Letters to the Editor 02-12-16

In Monday’s article (Courier, A3), “County commissioner challenged,” John Harrington says he is running for commissioner to rid the city and county of “dirty politics.”
Lying and misleading the public in order to gain political acceptance is the dirtiest trick of all.
It is obvious Mr. Harrington has trouble with facts.
In the article, he states: “I will not move my company outside of Hancock County as my opponent did, thus losing current and future jobs and income and property tax revenues to Wyandot County.”
As rebutted by Commissioner Robertson, Harrington’s statement is a flat-out falsehood.
A simple search for Robertson’s business Web page reveals an address on Industrial Drive, Findlay, Ohio. If he needs further evidence, the 50,000-plus-square-foot building on this site is hard to miss.
This leads me to two questions: Did someone feed that information to Mr. Harrington and was he too lazy to verify it as incorrect? Or did Mr. Harrington just flat-out lie?
If the answer is ineptness, will Mr. Harrington ever be able to think for himself or will he have to be told by his advisers what to say and/or how to proceed with each issue?
If the answer is dishonesty, what else has Mr.

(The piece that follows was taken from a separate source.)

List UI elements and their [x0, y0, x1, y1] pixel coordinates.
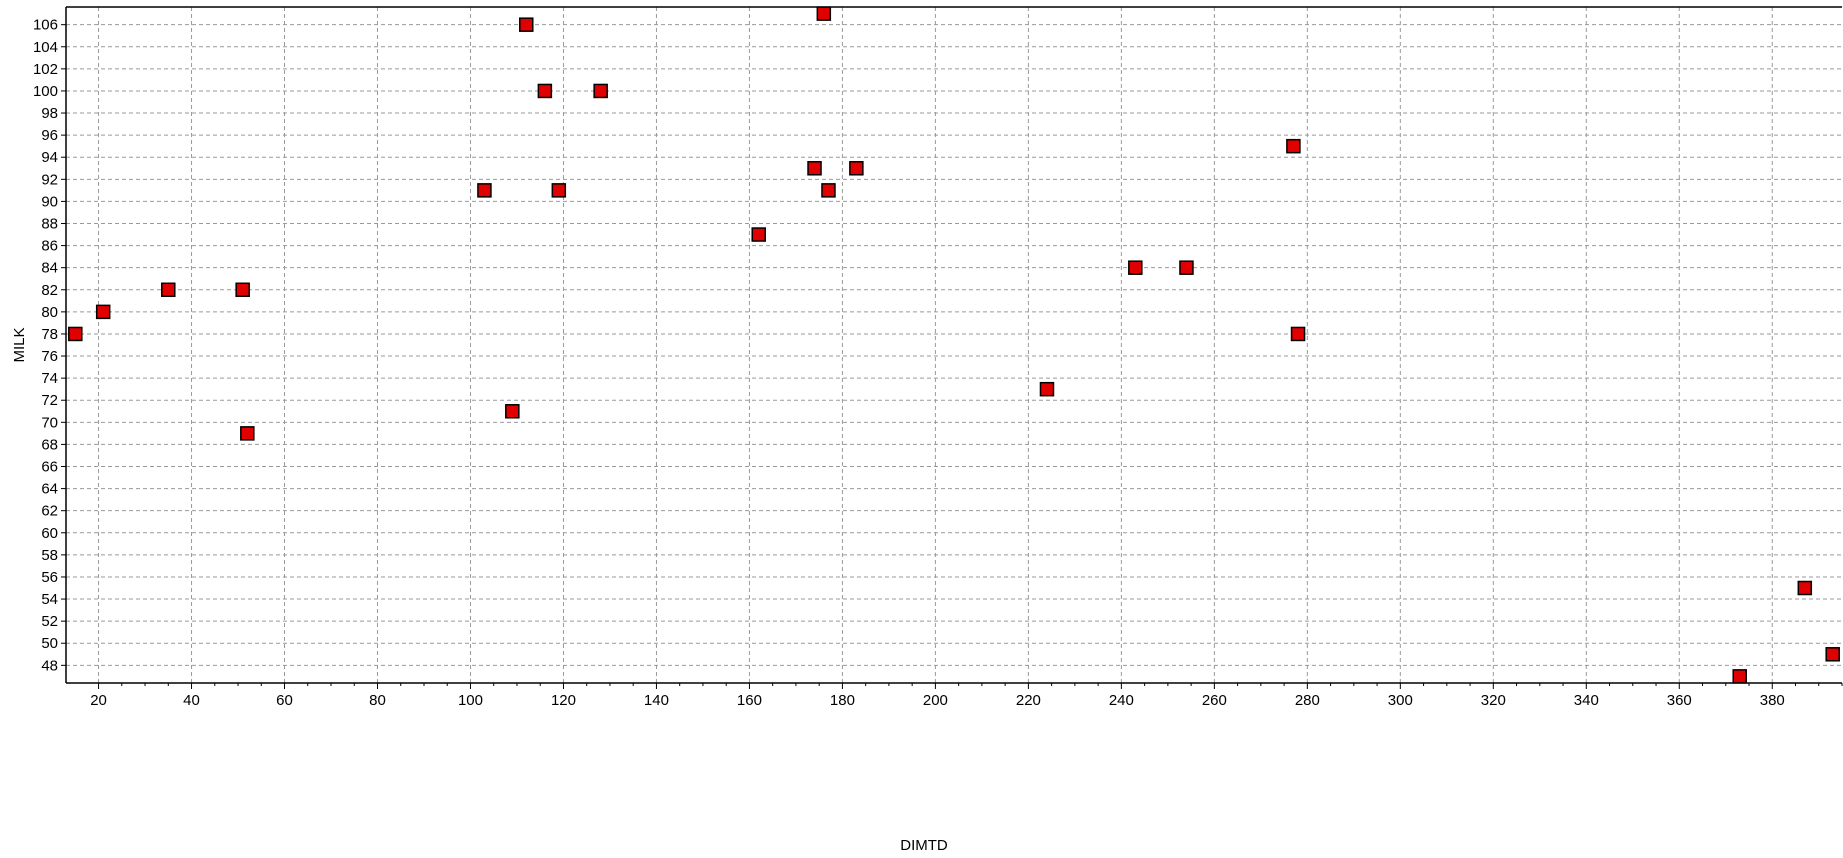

Harrington said to intentionally mislead the public?
Neither trait instills my trust in him as a public officeholder.
I will continue to support Commissioner Brian Robertson.
Vicki Jurkiewicz

I am supporting Tracy Coldren for Hancock County recorder.
My job requires me to be in the recorder’s office nearly every day. I am a title examiner and have searched titles for over 30 years.

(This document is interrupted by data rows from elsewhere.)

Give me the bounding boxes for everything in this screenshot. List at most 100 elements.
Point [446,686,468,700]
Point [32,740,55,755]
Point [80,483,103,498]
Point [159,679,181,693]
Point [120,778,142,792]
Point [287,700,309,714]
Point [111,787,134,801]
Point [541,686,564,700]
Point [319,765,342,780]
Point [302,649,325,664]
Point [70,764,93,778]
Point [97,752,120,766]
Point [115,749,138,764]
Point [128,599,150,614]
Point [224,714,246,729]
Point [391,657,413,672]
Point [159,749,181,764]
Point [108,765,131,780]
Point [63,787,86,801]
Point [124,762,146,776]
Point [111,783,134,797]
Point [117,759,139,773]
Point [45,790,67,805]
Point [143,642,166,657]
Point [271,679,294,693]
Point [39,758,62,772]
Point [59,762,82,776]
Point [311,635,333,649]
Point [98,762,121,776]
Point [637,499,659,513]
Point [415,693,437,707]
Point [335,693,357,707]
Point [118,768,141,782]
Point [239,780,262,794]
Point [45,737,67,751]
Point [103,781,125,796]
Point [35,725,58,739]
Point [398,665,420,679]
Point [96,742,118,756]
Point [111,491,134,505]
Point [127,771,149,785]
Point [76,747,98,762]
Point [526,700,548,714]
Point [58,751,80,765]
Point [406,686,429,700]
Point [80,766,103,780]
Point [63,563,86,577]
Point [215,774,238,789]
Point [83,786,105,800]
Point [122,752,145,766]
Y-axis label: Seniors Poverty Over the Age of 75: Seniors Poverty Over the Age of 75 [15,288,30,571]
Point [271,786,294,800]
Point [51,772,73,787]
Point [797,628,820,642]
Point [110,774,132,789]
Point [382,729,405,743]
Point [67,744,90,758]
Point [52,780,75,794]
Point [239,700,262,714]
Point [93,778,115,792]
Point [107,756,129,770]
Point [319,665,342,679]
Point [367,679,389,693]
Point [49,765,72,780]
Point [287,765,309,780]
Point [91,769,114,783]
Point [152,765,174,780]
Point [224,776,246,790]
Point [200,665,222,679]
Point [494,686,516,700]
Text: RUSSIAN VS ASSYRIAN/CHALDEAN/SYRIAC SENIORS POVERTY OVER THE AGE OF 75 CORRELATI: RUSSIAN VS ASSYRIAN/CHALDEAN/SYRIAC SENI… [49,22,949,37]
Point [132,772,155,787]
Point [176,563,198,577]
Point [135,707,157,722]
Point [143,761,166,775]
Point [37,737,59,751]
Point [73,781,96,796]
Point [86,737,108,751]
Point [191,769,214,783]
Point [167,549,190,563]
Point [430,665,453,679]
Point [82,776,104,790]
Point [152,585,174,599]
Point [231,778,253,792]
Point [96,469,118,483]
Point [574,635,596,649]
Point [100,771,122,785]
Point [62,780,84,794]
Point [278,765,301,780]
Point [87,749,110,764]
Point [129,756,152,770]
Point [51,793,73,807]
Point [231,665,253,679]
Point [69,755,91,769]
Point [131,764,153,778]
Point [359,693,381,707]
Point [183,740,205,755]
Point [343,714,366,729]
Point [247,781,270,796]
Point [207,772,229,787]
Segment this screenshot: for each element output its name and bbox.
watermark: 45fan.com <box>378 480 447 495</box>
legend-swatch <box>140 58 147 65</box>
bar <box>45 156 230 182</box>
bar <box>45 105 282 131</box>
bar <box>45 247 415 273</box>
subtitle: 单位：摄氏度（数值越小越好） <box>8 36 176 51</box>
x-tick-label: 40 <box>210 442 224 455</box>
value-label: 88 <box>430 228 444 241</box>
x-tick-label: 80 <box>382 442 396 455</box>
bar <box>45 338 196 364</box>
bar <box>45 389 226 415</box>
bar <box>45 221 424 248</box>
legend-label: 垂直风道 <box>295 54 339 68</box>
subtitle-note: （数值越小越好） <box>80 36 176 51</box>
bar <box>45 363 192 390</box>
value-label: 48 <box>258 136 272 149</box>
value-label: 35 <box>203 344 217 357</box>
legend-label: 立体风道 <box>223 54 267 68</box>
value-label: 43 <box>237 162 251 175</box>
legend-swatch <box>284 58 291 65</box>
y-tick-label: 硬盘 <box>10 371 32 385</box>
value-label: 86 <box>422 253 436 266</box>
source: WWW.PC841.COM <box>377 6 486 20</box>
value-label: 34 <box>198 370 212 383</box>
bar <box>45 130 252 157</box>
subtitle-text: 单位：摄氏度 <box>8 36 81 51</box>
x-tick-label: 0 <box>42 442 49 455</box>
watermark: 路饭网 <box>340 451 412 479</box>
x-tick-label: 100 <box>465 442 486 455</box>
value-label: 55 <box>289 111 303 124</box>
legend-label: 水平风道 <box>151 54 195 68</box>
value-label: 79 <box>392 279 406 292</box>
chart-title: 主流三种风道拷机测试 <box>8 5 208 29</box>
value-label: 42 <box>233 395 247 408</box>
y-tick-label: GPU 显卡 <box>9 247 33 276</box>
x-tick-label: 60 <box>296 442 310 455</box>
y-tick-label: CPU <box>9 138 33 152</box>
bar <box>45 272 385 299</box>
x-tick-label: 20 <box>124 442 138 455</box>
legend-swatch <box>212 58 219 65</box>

When you buy, sell or mortgage your home, a title search is done to protect you and the lender.
The job of the recorder is to ensure that all of the land records are accurate, protected and available to the public.
Tracy Coldren has worked in the recorder’s office for 15 years and knows the importance of this job. Her experience and knowledge will guarantee a smooth transition for the role of Hancock County recorder.

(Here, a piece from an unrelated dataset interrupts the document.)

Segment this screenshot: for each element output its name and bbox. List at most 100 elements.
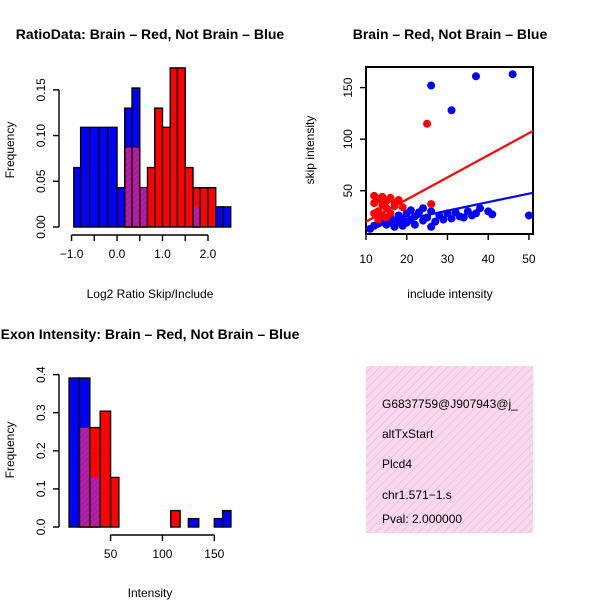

Join me in a vote for Tracy Coldren for Hancock County recorder.
Betsy Stacy

Recent cockfighting busts in Youngstown and one just last weekend in Lynn Grove, Kentucky, demonstrate that cockfighting is happening in these communities.
The only way to stop it in Ohio is for lawmakers to pass HB 215 to make cockfighting a felony.
For any law to be effective, the consequences of criminal behavior must be greater than the profit. Otherwise, crime really does pay.
The penalty for cockfighting in Ohio is among the weakest in the nation. The people arrested in Youngstown face maximum penalties of a fine of up to $250 and 30 days in jail. But at cockfights, tens of thousands of dollars change hands, so only felony-level penalties will truly deter participants.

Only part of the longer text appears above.